Del brano di vangelo ascoltato sempre mi colpisce la lapidarietà ma anche la bellezza della frase: la parola di Dio scese su Giovanni, figlio di Zaccaria, nel deserto. Mi colpisce perché agisce in un oggi ben preciso della storia, in una quotidianità. E mi colpisce perché Dio non tiene di conto di nessuna gerarchia di potere (mi affido a chi può prendere decisioni importanti a favore dei miei) o di denaro (mi affido a chi può, a chi è coperto dal punto di vista economico); la storia della salvezza, nel piano di Dio deve mettere le sue radici nei luoghi marginali, poveri, desertici perché lì e soltanto lì incontra anime che tengono una spazio per Lui. Mi ricordo che in missione, proprio pregando su questo brano di vangelo, alla domanda: Avete fatto caso a dove scende la Parola di Dio? Una signora della comunità di Las Nieves mi ha risposto: su chi ne sente la necessità: una risposta che subito in me ha risuonato come importante... sento la necessità della Parola di Dio? la Chiesa oggi sente la necessità della parola di Dio? Lo Spirito va nel deserto a scovare Giovanni, speriamo, come chiesa, di non andare a cercare i vari Tiberio o Ponzio Pilato di oggi.

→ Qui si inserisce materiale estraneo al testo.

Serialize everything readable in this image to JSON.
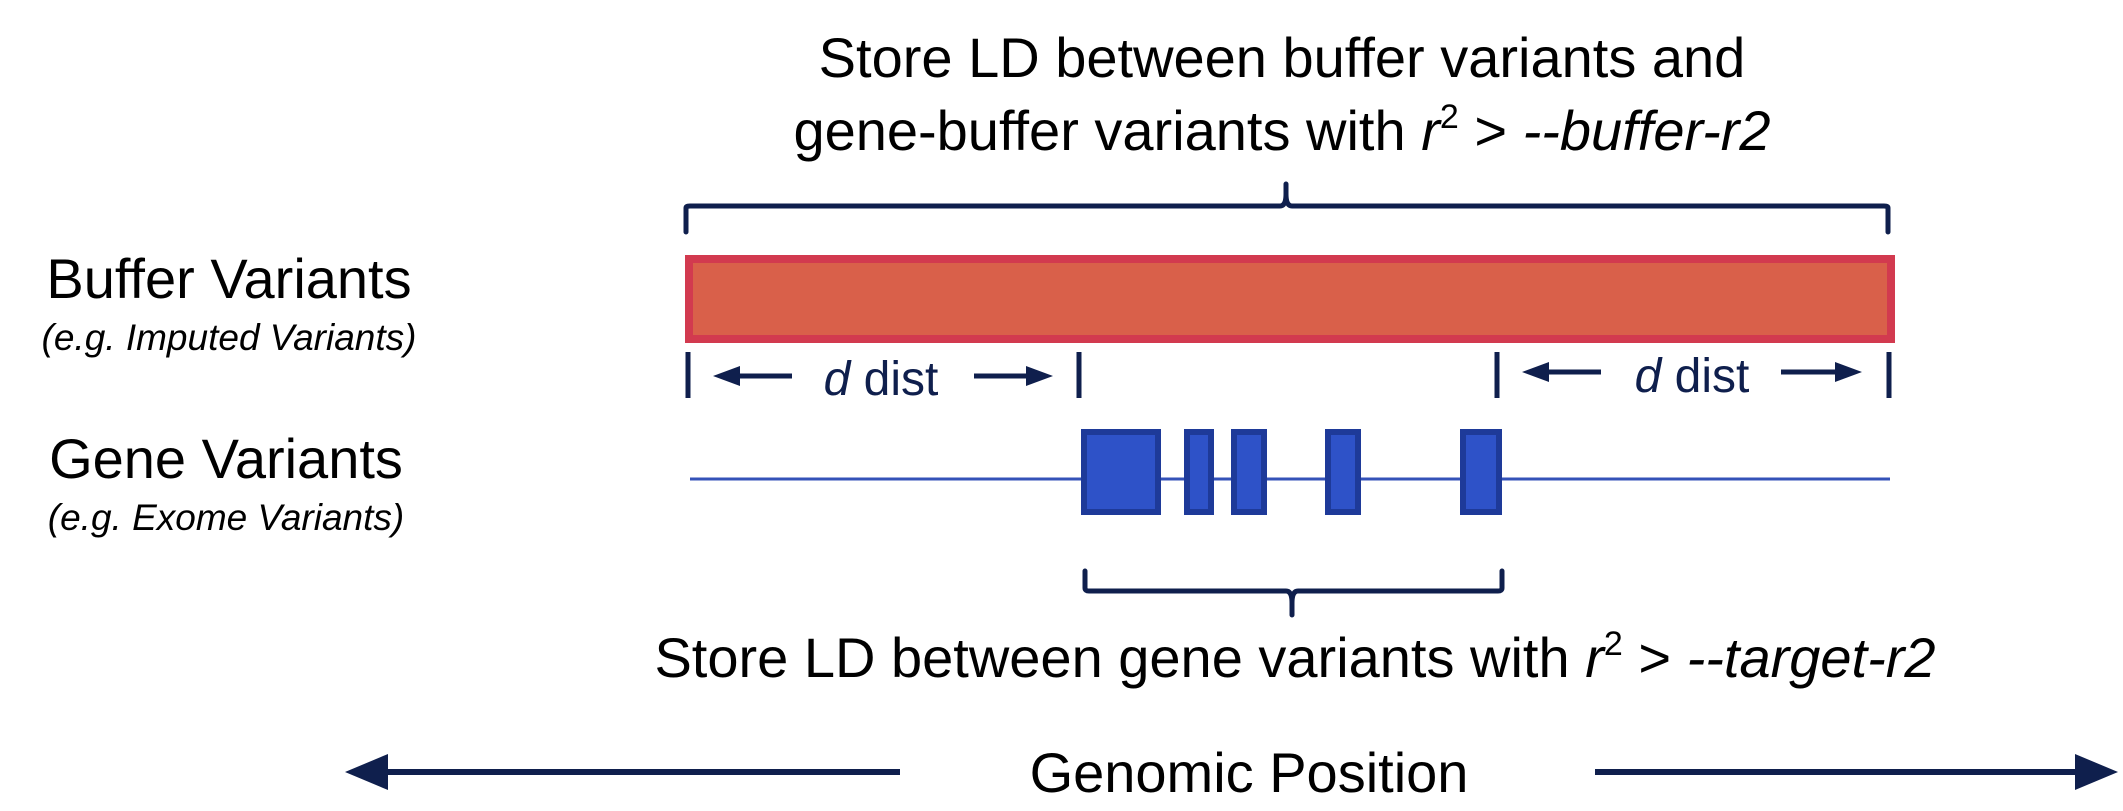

Del vangelo mi colpisce anche la persona di Giovanni, con la sua radicalità (a cominciare dalla rinuncia ai privilegi dovuti ai sacerdoti, classe delle quale di diritto avrebbe potuto far parte visto che suo padre era sacerdote del tempio) e la sua profonda diversità rispetto a Gesù:
1. presentato come l'ultimo profeta dell'A.T., il regno di Dio non irrompe con lui, ma con Gesù;
2. molto austero, Gesù invece è amico dei pranzi e delle feste;
3. annuncia la penitenza e la conversione e il castigo di Dio, Gesù annuncia la misericordia, il perdono, la riabilitazione, uno sguardo di speranza sull'uomo,
Di questa diversità Dio non ha paura, anzi, a questa diversità Dio si affida per preparare la strada a suo Figlio. Giovanni Battista dal canto suo, ci mostra che la diversità non è lontananza, pericolo, minaccia: la diversità è capace del dono più grande quello della propria vita. Mi pare un invito grande a vincere le nostre paure, le nostra diffidenze e ad incamminarci con gratitudine incontro al Signore che viene a visitarci.